BBC Parliament has spent the evening reliving events from precisely 30 years ago, when Donald MacCormick stood on a gantry high up in the rain outside Westminster and announced the end of Jim Callaghan’s government.

Callaghan is most definitely a TV Cream Politician. Criteria for entry into this category, one that is never very far from threatening to become important, is, inconveniently for this blog at this precise moment in time, hard to put into words.

It’s easier to use comparison. While Sunny Jim and Sailor Ted, for instance, are most definitely TV Cream Prime Ministers, Harold Wilson and Margaret Thatcher are not. The latter two both lurched large in the public domain and tried to cast much of the country in their own image, but neither won universal respect and/or pity.

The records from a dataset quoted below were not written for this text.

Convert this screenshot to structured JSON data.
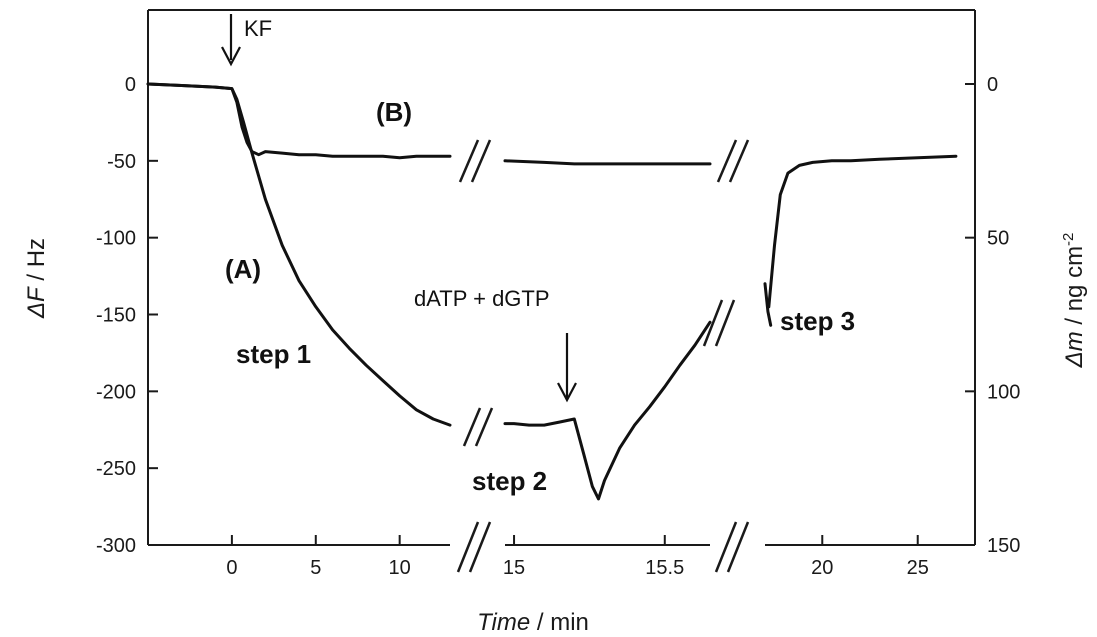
{
  "chart_data": {
    "type": "line",
    "xlabel_italic": "Time",
    "xlabel_unit": " / min",
    "ylabel_left_italic": "ΔF",
    "ylabel_left_unit": " / Hz",
    "ylabel_right_italic": "Δm",
    "ylabel_right_unit": " / ng cm",
    "ylabel_right_sup": "-2",
    "ylim_left": [
      -300,
      0
    ],
    "ylim_right": [
      0,
      150
    ],
    "yticks_left": [
      "0",
      "-50",
      "-100",
      "-150",
      "-200",
      "-250",
      "-300"
    ],
    "yticks_right": [
      "0",
      "50",
      "100",
      "150"
    ],
    "x_segments": [
      {
        "range": [
          -5,
          13
        ],
        "ticks": [
          "0",
          "5",
          "10"
        ]
      },
      {
        "range": [
          14.97,
          15.65
        ],
        "ticks": [
          "15",
          "15.5"
        ]
      },
      {
        "range": [
          17,
          28
        ],
        "ticks": [
          "20",
          "25"
        ]
      }
    ],
    "annotations": {
      "kf": "KF",
      "dntp": "dATP + dGTP",
      "curve_a": "(A)",
      "curve_b": "(B)",
      "step1": "step 1",
      "step2": "step 2",
      "step3": "step 3"
    },
    "series": [
      {
        "name": "(A)",
        "segments": [
          {
            "x": [
              -5,
              -3,
              -1,
              0,
              0.3,
              0.7,
              1.2,
              2,
              3,
              4,
              5,
              6,
              7,
              8,
              9,
              10,
              11,
              12,
              13
            ],
            "y": [
              0,
              -1,
              -2,
              -3,
              -10,
              -25,
              -45,
              -75,
              -105,
              -128,
              -145,
              -160,
              -172,
              -183,
              -193,
              -203,
              -212,
              -218,
              -222
            ]
          },
          {
            "x": [
              14.97,
              15.0,
              15.05,
              15.1,
              15.15,
              15.2,
              15.23,
              15.26,
              15.28,
              15.3,
              15.35,
              15.4,
              15.45,
              15.5,
              15.55,
              15.6,
              15.65
            ],
            "y": [
              -221,
              -221,
              -222,
              -222,
              -220,
              -218,
              -240,
              -262,
              -270,
              -258,
              -237,
              -222,
              -210,
              -197,
              -183,
              -170,
              -155
            ]
          },
          {
            "x": [
              17.0,
              17.15,
              17.3
            ],
            "y": [
              -130,
              -148,
              -157
            ]
          }
        ]
      },
      {
        "name": "(B)",
        "segments": [
          {
            "x": [
              -5,
              -3,
              -1,
              0,
              0.3,
              0.6,
              0.9,
              1.2,
              1.6,
              2,
              3,
              4,
              5,
              6,
              7,
              8,
              9,
              10,
              11,
              12,
              13
            ],
            "y": [
              0,
              -1,
              -2,
              -3,
              -12,
              -28,
              -38,
              -44,
              -46,
              -44,
              -45,
              -46,
              -46,
              -47,
              -47,
              -47,
              -47,
              -48,
              -47,
              -47,
              -47
            ]
          },
          {
            "x": [
              14.97,
              15.1,
              15.2,
              15.3,
              15.4,
              15.5,
              15.6,
              15.65
            ],
            "y": [
              -50,
              -51,
              -52,
              -52,
              -52,
              -52,
              -52,
              -52
            ]
          },
          {
            "x": [
              17.2,
              17.5,
              17.8,
              18.2,
              18.8,
              19.5,
              20.5,
              21.5,
              23,
              25,
              27
            ],
            "y": [
              -145,
              -105,
              -72,
              -58,
              -53,
              -51,
              -50,
              -50,
              -49,
              -48,
              -47
            ]
          }
        ]
      }
    ]
  }
}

Both divided the country down the middle. Jim and Ted did not. They united it – not necessarily in admiration (if ever), but in a more everyday, workmanlike fashion, in their stubbornness, or fallibility, or simply by dint of being human. And it’s in this sense that, while John Major is a TV Cream Prime Minister, Tony Blair is not.

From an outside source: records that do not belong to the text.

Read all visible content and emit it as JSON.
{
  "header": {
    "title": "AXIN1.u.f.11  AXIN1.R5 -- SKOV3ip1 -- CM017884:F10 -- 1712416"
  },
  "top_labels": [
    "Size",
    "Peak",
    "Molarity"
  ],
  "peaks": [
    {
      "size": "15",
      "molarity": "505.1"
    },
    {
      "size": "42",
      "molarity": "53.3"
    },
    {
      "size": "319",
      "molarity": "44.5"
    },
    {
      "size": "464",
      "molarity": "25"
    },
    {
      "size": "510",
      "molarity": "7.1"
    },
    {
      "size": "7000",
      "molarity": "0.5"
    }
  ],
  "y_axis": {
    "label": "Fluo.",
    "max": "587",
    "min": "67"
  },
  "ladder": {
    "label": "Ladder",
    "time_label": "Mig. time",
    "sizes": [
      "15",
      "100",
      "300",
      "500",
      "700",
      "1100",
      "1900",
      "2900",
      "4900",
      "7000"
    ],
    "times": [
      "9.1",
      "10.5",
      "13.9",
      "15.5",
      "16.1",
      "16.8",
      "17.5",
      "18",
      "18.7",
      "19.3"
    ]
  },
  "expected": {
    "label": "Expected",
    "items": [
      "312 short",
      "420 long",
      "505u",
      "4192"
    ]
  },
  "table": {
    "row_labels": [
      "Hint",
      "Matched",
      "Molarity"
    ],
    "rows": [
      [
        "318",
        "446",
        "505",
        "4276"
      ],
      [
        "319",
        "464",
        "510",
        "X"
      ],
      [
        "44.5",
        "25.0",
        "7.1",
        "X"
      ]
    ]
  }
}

It’s something to do with being ordinary people in extraordinary situations. Most of what TV Cream is about concerns everyday things being turned into the ultra-special and the uber-memorable, usually by TV, radio, music and print. So a TV Cream Politician is somebody who is thunderously ordinary and who leaves their mark on our lives through not being particularly special but having special things done to them.

This is all getting a bit convoluted, so how about a reassuring list to sort things out.

The following are all TV Cream Politicians:

Willie Whitelaw
For wearing pyjamas to Cabinet meetings.

Denis Healey
For the Nationwide panto.

Leon Brittan
For being ugly when ugliness was against the law (1983-5).

Bryan Gould
For being everywhere on TV then suddenly being nowhere.

Francis Pym
For sounding like Kenneth Williams.

Chris Patten
For forgetting to win his own election.

David Steel
For running a political party from a constituency in the middle of nowhere, making for much pitch black/reporters-standing-in-fields coverage on results night.

Virginia Bottomley
For becoming a ubiquitous anagrammatic common room joke.

The following are most definitely not TV Cream Politicians:

Norman Tebbit
For becoming his own stereotype.

Shirley Williams
For being called ‘a lovely gal’ by Norman St John Stevas in 1979. And for the fact that, while it’s good that much of what she says is right, it’s not good the way she revels it.

David Owen
For breaking up too many parties.

Edwina Currie
For substituting one vulgar cultural motif – poisonous eggs – for another – sex with John Major.

Roy Hattersley
For being the last ever Secretary of State for Prices and not doing anything about prices.

David Mellor
For being David Mellor.

Margaret Beckett
For telling Jim Naughtie to “pack it in” on the Today programme.